Kabus bölümü hariç konuşuyorum; oyun, ışık silahı çevresinde şekilleniyor, demek isterdim ama ne yazık ki öyle değil. Işık silahının iki modu var. Işık bombası ve sarı top atan bu iki modun mermilerini buldukça kullanabiliyoruz. Işık topu, ateş edildiği yere yapışıyor ve ışık saçıyor. Sarı top ise oyunun çeşitli yerlerine gizlenmiş süsleri yok etmek için var. Bu süs yok etme olayı bir yan etkinlik, oyunun kendisine bir etkisi yok.
Işık silahının bir amacı yok. Biraz abartılı cümle olarak düşünebilirsiniz ama maalesef ki öyle. Düşmanlarınız ışığa değil sese yanıt veriyorlar. Silahın kendi fenerini kullanarak oyunu bitirebilirsiniz. Tabii ki bulmaca çözerken çıkışın ne tarafta olduğunu bulmak için yararlı bir silah ama oyun mekaniğine bir yararı yok. Sadece karanlıkta daha rahat hissetmeniz ve Unreal Engine 4 motorunun ışık oyunlarıyla güzel atmosferler oluşturmanıza yardımcı oluyor.
Şimdi beni asıl etkileyen, oyunun puanını yukarı çeken kabus bölümüne geldik.
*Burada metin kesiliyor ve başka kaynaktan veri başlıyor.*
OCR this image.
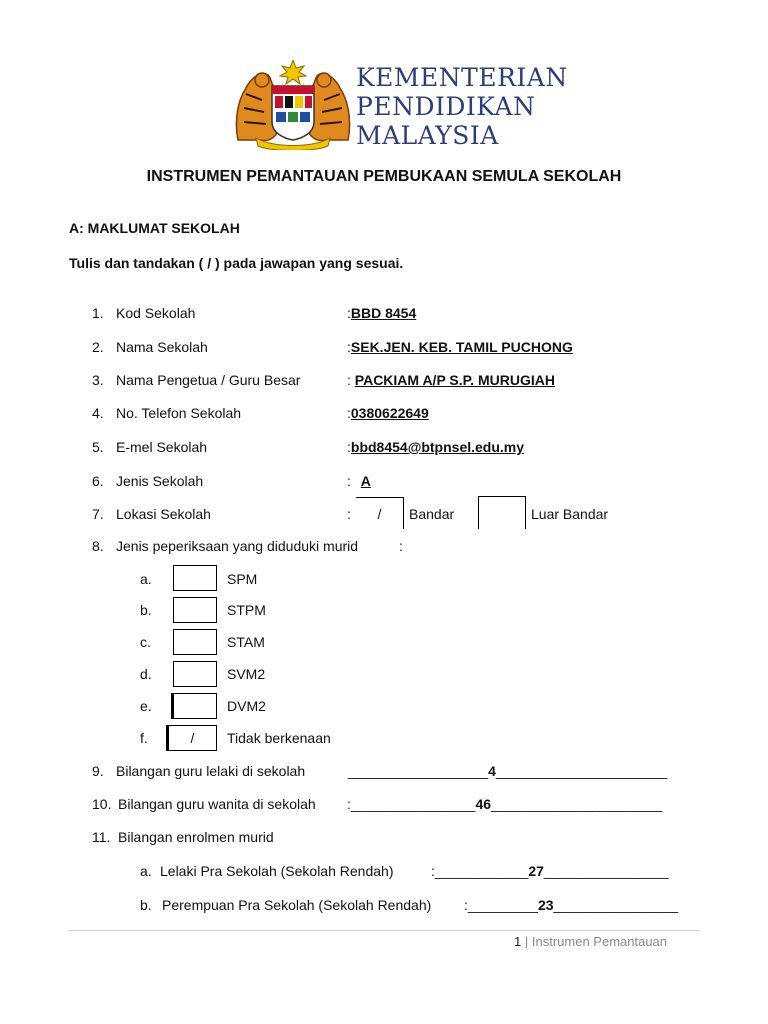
KEMENTERIAN
PENDIDIKAN
MALAYSIA
INSTRUMEN PEMANTAUAN PEMBUKAAN SEMULA SEKOLAH
A: MAKLUMAT SEKOLAH
Tulis dan tandakan ( / ) pada jawapan yang sesuai.
1. Kod Sekolah	:BBD 8454
2. Nama Sekolah	:SEK.JEN. KEB. TAMIL PUCHONG
3. Nama Pengetua / Guru Besar	: PACKIAM A/P S.P. MURUGIAH
4. No. Telefon Sekolah	:0380622649
5. E-mel Sekolah	:bbd8454@btpnsel.edu.my
6. Jenis Sekolah	: A
7. Lokasi Sekolah	:	/	Bandar	Luar Bandar
8. Jenis peperiksaan yang diduduki murid	:
a.	SPM
b.	STPM
c.	STAM
d.	SVM2
e.	DVM2
f.	/	Tidak berkenaan
9. Bilangan guru lelaki di sekolah	__________________4______________________
10. Bilangan guru wanita di sekolah :________________46______________________
11. Bilangan enrolmen murid
a. Lelaki Pra Sekolah (Sekolah Rendah)	:____________27________________
b. Perempuan Pra Sekolah (Sekolah Rendah) :_________23________________
1 | Instrumen Pemantauan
Bu bölüm ismine rağmen gerilimi en az olan bölümdü, tamamen bulmacalara odaklanılmıştı. Işık silahı gitmiş, yerine haritanın çeşitli bölgelerindeki alıcılara top atarak etkinleştirip haritayı manipüle ederek çıkışı bulmaya çalıştığımız bir silah gelmiş. Özellikle, alıcı etkin hale geldiğinde, etkilediği cisme ışıklı bir yol çizmesi güzel bir görüntü oluşturmuş. Birbirine bağlı bir kaç odanın içinde geçen bu bölüm, tasarım olarak iç açıcı olmasa da fikir olarak başarılı olmuş.
Fiyat-performans oyunu mu?
Özetleyecek olursak, oyunun iyi yaptığı şeyler var fakat oyun hataları ve biraz da sıkıcı çevre dizaynı yüzünden gölgede kalıyor. Birincil olarak görsel kalite amaçlandığını düşündüğüm Light the Way oyununda çok büyük optimizasyon sıkıntıları var. Eğer bilgisayarınıza güvenmiyorsanız, yapımcı firma bu konuda güncelleme yapana kadar uzak durmanızı tavsiye ederim. Unreal Engine 4 ile tasarlanan oyun fiziğine de ufak değinelim. Bazı bulmacalar için kutu taşıyıp üzerine çıkmanız gerekiyor ama kötü oyun fiziği yüzünden işkenceye dönüşüyor bu bulmacalar.
Light the Way, ben bu incelemeyi yazarken Steam sayfasında 13,50 TL olarak satışa sunulmuş durumda. Diğer bağımsız oyunlara göre düşük bir ücrete sahip. Eğer, gerilim oyunlarından hoşlanıyorsanız ve potansiyele sahip bir küçük stüdyoların hatalarını düzeltip daha iyi yerlere geldiğini görmekten zevk alıyorsanız, bir şans verin derim. Bir konuda dürüst olmam gerekiyor, üç saat sonra oyunu bitip kapattığınızda, oyun hakkında aklınızda hatalardan başka pek bir şey kalmıyor.